Wendt (leise, etwas höhnisch): Ich habe auch davon etwas in dem kleinen, blauen Büchelchen gelesen! Siehst Du? Ich kenne Dich ganz genau! Du bist auch nur ein Mensch!

Toni: Ach! Warum haben Sie nur ... (Weint von neuem.)

Wendt (fortgerissen): Nein! Es ist ja hier .... Das kann ja kein Mensch ertragen! Dein Vater: brutal, rücksichtslos, Deine Mutter: krank, launisch; beide eigensinnig; keiner kann sich überwinden, dem andern nachzugeben, ihn zu verstehen, um ... um der Kinder willen! Selbst jetzt, wo sie nun alt geworden sind, wo sie mit den Jahren vernünftiger geworden sein müssten! Die Kinder müssen ja dabei zu Grunde gehn! Und das ist ihre Schuld, die sie gar nicht wieder gut machen können! Einer schiebt sie auf den andern! Keiner bedenkt, was daraus werden soll! ... Und das nun schon lange, schrecklich lange Jahre durch! Dabei Krankheit und Sorge ... Furchtbar! Furchtbar!! Wenn man sich in den Gedanken versenkt ... tt! ... Nein, das ist alles zu, zu schrecklich! Das sind keine vernünftigen Menschen mehr, das sind ... Ae! Sie sind einfach jämmerlich in ihrem nichtswürdigen, kindischen Hass! ... (Ist aufgesprungen und geht nun mit grossen Schritten im Zimmer umher.)

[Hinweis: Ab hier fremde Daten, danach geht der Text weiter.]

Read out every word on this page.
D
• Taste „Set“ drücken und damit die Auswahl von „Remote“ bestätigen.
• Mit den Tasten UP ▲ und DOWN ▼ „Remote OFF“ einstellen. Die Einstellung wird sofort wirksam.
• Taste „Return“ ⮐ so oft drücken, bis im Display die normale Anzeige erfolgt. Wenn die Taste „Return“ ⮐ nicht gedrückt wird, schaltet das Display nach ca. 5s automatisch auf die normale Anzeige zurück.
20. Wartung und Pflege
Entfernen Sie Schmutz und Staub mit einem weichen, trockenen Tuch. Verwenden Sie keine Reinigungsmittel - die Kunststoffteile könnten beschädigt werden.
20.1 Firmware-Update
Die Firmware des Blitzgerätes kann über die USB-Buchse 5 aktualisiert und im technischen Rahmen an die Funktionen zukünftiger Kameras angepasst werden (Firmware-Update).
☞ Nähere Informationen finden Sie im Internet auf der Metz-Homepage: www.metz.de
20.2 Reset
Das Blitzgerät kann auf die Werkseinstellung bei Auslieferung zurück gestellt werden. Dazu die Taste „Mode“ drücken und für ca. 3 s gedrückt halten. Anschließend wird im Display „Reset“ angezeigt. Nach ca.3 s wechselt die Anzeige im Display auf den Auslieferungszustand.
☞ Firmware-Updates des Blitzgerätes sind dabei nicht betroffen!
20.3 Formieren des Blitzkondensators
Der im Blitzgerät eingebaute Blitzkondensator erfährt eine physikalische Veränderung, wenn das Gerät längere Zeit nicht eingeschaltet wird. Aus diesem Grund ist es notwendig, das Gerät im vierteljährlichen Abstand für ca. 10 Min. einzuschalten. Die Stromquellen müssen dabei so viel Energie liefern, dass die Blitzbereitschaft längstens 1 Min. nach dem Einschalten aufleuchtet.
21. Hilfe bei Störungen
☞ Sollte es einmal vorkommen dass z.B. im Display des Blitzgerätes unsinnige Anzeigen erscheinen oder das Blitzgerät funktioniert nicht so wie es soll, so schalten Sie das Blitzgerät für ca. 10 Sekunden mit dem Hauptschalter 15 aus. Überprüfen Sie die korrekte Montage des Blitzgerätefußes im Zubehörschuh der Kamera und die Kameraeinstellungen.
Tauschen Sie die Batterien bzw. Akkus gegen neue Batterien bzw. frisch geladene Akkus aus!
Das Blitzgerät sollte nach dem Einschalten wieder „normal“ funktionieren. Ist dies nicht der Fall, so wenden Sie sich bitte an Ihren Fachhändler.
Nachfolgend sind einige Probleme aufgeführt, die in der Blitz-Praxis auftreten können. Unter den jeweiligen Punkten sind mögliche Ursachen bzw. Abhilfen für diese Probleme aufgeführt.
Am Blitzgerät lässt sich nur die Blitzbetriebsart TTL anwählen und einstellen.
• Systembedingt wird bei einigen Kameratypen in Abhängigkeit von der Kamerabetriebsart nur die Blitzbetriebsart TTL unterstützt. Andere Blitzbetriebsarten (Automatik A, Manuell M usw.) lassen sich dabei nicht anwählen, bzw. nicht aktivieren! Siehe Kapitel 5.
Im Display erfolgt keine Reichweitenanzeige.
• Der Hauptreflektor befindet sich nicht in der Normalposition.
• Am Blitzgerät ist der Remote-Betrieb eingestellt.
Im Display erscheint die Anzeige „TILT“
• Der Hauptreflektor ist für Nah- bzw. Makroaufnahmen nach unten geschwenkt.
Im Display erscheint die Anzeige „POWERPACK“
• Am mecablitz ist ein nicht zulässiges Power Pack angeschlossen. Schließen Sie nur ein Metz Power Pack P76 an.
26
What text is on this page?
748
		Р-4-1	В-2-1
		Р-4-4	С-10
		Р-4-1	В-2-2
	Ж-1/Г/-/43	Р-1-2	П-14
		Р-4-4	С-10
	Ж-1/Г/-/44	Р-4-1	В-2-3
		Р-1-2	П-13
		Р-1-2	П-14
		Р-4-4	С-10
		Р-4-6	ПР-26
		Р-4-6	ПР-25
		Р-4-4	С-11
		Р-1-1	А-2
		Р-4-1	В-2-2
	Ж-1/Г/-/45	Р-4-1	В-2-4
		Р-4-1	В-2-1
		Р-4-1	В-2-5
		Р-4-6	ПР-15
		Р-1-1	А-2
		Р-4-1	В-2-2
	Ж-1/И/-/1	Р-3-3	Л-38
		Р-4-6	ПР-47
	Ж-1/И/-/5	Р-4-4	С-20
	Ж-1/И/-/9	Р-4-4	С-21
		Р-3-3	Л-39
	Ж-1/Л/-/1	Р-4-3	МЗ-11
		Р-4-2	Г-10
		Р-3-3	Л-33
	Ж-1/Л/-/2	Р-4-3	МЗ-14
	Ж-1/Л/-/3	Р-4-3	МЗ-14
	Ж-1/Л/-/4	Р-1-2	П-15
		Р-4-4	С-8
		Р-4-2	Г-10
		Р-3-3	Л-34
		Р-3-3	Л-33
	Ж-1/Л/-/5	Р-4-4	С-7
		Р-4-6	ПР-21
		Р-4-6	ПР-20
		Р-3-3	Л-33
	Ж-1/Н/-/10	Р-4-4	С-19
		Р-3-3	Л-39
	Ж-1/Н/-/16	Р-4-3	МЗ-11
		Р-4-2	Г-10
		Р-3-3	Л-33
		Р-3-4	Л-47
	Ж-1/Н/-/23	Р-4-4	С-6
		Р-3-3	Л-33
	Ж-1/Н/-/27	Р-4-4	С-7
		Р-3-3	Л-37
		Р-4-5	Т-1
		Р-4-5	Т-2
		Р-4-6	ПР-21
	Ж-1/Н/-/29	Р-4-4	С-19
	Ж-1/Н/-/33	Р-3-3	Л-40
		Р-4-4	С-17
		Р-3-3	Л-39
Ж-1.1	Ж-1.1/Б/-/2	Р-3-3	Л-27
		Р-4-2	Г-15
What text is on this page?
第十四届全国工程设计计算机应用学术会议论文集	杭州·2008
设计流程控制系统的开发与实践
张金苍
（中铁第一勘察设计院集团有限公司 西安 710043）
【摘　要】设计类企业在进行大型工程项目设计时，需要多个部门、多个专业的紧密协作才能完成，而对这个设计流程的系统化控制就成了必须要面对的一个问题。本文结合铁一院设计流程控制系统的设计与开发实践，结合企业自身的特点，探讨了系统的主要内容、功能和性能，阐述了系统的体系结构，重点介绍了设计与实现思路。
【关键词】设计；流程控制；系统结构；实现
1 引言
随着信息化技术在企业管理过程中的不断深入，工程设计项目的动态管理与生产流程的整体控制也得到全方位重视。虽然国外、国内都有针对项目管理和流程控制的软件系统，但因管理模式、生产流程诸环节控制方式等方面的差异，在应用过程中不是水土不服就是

Toni (schluchzend): O, wie können Sie nur so von Vater und Mutter sprechen! Sie sind Beide so gut! Wie können Sie das nur sagen!

Wendt (sich mässigend. Setzt sich wieder zu ihr, den Stuhl noch näher zu ihr rückend): O, ich ... t! ... Höre doch nicht, was ich schwatze! Ich ..... Nein! Ich meine ... Du kannst doch unmöglich hier bleiben! .. Weine doch nicht, liebe Toni! Missversteh mich doch nicht! Ich meinte ja nur! ... Sieh mal! Du musst Dich ja bei all’ dem Elend aufreiben! Es ist unerträglich, geradezu unerträglich, dass Du — Du! — hier verkümmern sollst! ... Und mach Dich doch nicht stärker, als Du bist, Toni! Ich weiss es ja, Toni! Siehst Du? Ich weiss es ja, dass Du Dich hier heraussehnst!

Toni: O, wenn man mal ... ’n bischen ... ungeduldig ist! ... Das habe ich nur so — hingeschrieben!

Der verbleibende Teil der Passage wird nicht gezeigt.